Is AI/Robotics a greater threat than the other horsemen?

Posted by MapTheFutureAI@reddit | collapse | View on Reddit | 21 comments

It feels like the future is coming at us from seven directions at once: technology, economics, society, geopolitics, the environment, infrastructure, and human stability.

Any one of these can strain a civilization. The problem is that they do not move alone. They overlap. They feed each other and multiply. That makes it hard to know whether we are looking at slow or sudden collapse, or when.

The part I keep coming back to is AI and robotics.

For most of modern society, there has been a rough bargain. Humans provide labor, thought, skill, creativity, and imagination. In return, institutions and companies pay us enough to keep the system moving. It has never been fair, but there was at least a negotiation. Owners needed workers. Workers needed wages.
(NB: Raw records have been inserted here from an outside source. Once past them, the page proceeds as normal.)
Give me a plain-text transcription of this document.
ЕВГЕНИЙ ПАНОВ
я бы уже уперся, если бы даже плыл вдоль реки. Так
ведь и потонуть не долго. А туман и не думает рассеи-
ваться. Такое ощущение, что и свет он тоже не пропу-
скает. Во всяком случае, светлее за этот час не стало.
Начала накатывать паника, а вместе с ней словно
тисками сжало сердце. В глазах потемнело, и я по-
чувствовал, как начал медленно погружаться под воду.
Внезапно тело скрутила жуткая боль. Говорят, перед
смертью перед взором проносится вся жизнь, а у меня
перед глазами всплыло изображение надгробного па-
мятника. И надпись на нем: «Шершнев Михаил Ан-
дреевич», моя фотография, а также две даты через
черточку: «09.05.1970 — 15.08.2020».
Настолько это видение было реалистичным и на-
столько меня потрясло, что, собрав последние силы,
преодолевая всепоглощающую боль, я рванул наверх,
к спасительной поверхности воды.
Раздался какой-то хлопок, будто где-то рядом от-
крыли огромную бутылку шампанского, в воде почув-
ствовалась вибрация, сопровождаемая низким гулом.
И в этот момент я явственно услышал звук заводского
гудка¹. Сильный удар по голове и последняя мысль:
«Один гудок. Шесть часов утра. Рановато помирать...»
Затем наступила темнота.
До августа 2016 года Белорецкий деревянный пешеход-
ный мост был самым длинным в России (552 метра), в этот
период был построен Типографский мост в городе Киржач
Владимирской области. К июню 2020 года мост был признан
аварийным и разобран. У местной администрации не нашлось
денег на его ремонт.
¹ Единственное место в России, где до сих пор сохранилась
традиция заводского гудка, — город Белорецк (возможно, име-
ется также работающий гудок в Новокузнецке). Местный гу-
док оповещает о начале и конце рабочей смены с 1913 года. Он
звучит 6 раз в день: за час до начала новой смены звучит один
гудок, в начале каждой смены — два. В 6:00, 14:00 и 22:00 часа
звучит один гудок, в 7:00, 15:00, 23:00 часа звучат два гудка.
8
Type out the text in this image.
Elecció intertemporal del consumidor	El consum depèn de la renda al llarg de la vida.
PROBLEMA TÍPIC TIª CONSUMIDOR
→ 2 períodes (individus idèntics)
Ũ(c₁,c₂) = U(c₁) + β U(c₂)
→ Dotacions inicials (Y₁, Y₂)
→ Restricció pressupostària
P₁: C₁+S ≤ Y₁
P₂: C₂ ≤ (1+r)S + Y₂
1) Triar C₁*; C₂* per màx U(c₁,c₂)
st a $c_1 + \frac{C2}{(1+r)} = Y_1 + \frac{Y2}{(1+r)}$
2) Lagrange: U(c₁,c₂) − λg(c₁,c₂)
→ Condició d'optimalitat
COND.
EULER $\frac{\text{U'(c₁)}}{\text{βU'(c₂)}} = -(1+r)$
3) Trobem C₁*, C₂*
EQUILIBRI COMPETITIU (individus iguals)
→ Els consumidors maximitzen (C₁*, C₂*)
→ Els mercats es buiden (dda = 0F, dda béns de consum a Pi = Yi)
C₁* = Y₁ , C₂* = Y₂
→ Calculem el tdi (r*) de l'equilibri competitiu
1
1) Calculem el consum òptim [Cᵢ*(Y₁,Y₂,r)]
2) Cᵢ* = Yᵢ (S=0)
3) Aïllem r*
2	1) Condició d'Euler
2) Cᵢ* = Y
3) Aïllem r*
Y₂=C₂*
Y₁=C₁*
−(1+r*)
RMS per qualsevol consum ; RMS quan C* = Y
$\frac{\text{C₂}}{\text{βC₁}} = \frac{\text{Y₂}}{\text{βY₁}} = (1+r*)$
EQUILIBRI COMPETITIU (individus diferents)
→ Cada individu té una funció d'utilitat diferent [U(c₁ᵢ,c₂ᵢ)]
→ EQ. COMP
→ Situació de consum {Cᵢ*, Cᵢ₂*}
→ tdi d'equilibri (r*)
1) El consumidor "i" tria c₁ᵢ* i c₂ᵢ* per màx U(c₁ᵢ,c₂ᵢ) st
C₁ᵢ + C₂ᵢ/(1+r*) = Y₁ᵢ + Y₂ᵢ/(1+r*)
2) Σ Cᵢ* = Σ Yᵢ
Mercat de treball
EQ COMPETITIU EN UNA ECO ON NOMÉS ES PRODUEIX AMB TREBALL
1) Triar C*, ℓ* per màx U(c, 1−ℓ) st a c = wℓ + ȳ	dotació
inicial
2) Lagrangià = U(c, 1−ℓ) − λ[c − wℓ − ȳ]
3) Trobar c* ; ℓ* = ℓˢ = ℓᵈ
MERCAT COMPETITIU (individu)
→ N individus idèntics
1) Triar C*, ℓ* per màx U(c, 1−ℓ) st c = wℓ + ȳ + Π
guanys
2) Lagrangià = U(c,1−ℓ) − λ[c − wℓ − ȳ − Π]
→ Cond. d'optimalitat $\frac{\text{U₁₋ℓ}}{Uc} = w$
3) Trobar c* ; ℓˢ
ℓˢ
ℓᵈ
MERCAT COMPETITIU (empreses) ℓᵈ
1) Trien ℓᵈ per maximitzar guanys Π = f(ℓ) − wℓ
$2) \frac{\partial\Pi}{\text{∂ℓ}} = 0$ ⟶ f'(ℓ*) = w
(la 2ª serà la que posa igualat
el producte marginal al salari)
What happens when that need weakens?

If machines can do more of the labor, more of the thinking, and more of the coordination, then the bargain changes. Maybe it breaks. At that point, ordinary people have less leverage. When countries and corporations don’t need us for GDP, we are left hoping that those with power will choose restraint, generosity, and obligation.

History does not make me confident. Even when we needed each other, we came up short again and again. If we need each other less, I worry the uneasy detente between us all will collapse and the world will burn.

Yeats comes to mind (sorry to ramble):

“Things fall apart; the centre cannot hold;

Mere anarchy is loosed upon the world,

The blood-dimmed tide is loosed, and everywhere  

The ceremony of innocence is drowned;

The best lack all conviction, while the worst  

Are full of passionate intensity.”

I’m curious how others here think about this. Is AI/robotics mostly another stressor inside collapse, or is it different because it changes the basic human bargain underneath society?